Each distributor is responsible for undertaking its own Target Market Assessment in respect to the shares of Fragbite Group and for determining appropriate distribution channels.
This press release contains forward-looking statements that reflect the Company's intentions, assessments, or expectations regarding the Company's future results of operations, financial condition, liquidity, performance, prospects, anticipated growth, strategies and opportunities and the markets in which the Company operates. Forward-looking statements are statements that do not relate to historical facts and can be identified by the fact that they contain expressions such as “believes”, “expects”, “anticipates”, “intends”, “estimates”, “will”, “may”, “assumes”, “should”, “could” and, in each case, negatives thereof, or similar expressions.
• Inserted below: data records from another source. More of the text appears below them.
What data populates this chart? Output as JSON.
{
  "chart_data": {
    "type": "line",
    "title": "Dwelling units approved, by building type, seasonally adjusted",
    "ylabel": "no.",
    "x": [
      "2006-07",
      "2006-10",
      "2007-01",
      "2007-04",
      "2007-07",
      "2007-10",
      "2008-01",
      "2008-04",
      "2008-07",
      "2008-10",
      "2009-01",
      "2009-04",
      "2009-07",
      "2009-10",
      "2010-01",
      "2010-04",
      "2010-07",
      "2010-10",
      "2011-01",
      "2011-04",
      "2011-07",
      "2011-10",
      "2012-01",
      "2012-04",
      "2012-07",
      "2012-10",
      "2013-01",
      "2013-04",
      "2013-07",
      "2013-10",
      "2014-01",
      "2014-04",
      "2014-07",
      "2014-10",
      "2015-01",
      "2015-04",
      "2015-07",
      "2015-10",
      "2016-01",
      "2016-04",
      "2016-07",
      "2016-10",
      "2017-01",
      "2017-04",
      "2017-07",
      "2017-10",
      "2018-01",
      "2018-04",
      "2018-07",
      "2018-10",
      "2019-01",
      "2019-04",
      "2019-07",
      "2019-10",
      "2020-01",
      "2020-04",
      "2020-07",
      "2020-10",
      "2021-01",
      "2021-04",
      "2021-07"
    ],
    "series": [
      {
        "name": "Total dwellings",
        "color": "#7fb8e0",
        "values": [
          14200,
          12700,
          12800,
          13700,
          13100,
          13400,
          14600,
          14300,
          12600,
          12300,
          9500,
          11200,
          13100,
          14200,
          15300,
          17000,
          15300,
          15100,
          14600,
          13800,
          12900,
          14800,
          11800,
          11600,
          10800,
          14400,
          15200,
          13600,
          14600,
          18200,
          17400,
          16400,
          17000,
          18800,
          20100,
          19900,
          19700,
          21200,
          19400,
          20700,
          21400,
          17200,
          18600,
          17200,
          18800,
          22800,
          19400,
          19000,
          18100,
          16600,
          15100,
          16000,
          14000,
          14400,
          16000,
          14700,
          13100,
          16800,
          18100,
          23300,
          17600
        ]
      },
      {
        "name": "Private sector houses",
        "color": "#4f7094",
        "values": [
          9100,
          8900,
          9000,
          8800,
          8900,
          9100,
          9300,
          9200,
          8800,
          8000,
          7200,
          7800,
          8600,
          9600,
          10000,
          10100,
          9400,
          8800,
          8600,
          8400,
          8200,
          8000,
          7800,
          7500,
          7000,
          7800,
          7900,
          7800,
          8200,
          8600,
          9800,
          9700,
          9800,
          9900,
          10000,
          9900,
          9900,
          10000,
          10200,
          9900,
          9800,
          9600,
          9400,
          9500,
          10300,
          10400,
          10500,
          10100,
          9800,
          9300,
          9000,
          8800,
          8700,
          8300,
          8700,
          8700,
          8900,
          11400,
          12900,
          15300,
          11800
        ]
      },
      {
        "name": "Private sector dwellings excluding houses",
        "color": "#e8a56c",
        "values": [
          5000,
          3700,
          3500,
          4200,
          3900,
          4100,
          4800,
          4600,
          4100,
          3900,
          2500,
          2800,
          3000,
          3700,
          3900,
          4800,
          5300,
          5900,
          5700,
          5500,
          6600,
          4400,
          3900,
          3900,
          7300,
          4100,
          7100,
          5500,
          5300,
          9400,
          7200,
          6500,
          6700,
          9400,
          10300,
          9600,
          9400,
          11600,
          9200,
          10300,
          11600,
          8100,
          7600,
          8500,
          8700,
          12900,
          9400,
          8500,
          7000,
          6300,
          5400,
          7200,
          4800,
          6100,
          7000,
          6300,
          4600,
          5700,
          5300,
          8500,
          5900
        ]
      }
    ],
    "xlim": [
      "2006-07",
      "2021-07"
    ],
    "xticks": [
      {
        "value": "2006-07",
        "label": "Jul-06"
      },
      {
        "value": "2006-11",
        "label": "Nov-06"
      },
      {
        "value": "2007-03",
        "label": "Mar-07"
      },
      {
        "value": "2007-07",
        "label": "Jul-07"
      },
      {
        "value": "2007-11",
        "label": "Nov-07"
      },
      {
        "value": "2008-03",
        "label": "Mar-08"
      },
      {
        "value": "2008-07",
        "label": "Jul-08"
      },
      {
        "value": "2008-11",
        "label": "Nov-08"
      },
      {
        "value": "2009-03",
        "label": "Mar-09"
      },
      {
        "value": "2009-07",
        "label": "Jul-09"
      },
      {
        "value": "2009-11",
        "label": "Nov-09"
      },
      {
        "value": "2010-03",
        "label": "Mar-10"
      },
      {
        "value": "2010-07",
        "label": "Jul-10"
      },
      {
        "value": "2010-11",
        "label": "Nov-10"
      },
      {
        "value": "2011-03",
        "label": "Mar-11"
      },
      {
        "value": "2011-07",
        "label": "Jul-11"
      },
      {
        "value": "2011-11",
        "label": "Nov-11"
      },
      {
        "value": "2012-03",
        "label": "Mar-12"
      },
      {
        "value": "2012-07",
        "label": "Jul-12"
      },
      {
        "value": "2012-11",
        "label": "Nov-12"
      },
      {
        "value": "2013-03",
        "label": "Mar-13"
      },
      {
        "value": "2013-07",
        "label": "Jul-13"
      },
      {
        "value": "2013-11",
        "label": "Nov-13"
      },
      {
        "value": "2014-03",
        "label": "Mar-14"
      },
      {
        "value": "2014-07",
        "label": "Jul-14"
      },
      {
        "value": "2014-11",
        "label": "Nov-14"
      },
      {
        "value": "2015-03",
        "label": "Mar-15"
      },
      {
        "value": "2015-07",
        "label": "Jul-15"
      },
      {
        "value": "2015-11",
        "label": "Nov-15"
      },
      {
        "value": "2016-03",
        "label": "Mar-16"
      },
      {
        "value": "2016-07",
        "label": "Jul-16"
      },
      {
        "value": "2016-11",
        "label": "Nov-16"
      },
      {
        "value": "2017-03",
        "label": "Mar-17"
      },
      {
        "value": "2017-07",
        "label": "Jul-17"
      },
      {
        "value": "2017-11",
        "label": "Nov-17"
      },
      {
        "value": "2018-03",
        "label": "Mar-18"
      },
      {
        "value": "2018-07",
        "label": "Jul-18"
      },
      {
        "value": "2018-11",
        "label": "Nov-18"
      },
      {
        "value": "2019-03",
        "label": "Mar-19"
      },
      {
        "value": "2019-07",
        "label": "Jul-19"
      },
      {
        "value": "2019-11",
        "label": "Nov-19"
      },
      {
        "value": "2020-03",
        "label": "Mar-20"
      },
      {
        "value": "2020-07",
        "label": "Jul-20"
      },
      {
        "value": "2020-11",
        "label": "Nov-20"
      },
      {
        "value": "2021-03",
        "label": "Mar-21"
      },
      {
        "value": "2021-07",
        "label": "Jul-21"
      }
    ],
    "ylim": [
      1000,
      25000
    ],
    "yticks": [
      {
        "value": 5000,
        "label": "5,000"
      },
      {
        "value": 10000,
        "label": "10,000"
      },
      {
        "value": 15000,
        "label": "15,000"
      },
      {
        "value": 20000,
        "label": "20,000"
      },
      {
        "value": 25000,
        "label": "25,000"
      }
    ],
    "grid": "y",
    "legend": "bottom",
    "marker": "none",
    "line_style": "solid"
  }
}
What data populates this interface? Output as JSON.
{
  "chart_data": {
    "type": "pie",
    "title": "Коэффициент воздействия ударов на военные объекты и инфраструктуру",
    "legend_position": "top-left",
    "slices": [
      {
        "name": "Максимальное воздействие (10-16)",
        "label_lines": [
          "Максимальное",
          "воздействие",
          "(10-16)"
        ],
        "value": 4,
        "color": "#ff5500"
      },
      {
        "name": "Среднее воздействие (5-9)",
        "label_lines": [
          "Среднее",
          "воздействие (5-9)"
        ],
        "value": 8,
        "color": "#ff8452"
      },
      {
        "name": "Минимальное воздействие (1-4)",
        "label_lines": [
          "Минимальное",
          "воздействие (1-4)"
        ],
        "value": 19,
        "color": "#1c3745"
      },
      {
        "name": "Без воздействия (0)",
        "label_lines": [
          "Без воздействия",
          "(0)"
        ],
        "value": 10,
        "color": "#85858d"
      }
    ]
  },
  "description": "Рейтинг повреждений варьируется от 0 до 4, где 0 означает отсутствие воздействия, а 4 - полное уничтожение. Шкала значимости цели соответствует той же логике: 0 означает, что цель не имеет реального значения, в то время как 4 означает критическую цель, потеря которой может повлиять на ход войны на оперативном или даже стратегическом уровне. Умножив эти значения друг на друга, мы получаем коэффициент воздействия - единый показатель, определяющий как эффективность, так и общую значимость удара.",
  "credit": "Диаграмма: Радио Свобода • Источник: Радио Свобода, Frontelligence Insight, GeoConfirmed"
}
The forward-looking statements in this press release are based on various assumptions, many of which are based on additional assumptions. Although the Company believes that the assumptions reflected in these forward-looking statements are reasonable, there can be no assurance that they will materialize or that they will be accurate. Because these assumptions are based on assumptions or estimates and are subject to risks and uncertainties, the actual results or outcomes may differ materially from those in the forward-looking statements for a variety of reasons. Such risks, uncertainties, contingencies, and other important factors could cause actual events to differ materially from the expectations expressed or implied by the forward-looking statements in this press release. The Company does not guarantee that the assumptions underlying the forward-looking statements in this press release are correct and any reader of the press release should not place undue reliance on the forward-looking statements in this press release. The information, opinions and forward-looking statements expressed or implied herein speak only as of the date of this press release and are subject to change. Neither the Company nor anyone else undertakes to review, update, confirm or publicly announce any revision to any forward-looking statement to reflect events that occur or circumstances that arise in relation to the contents of this press release.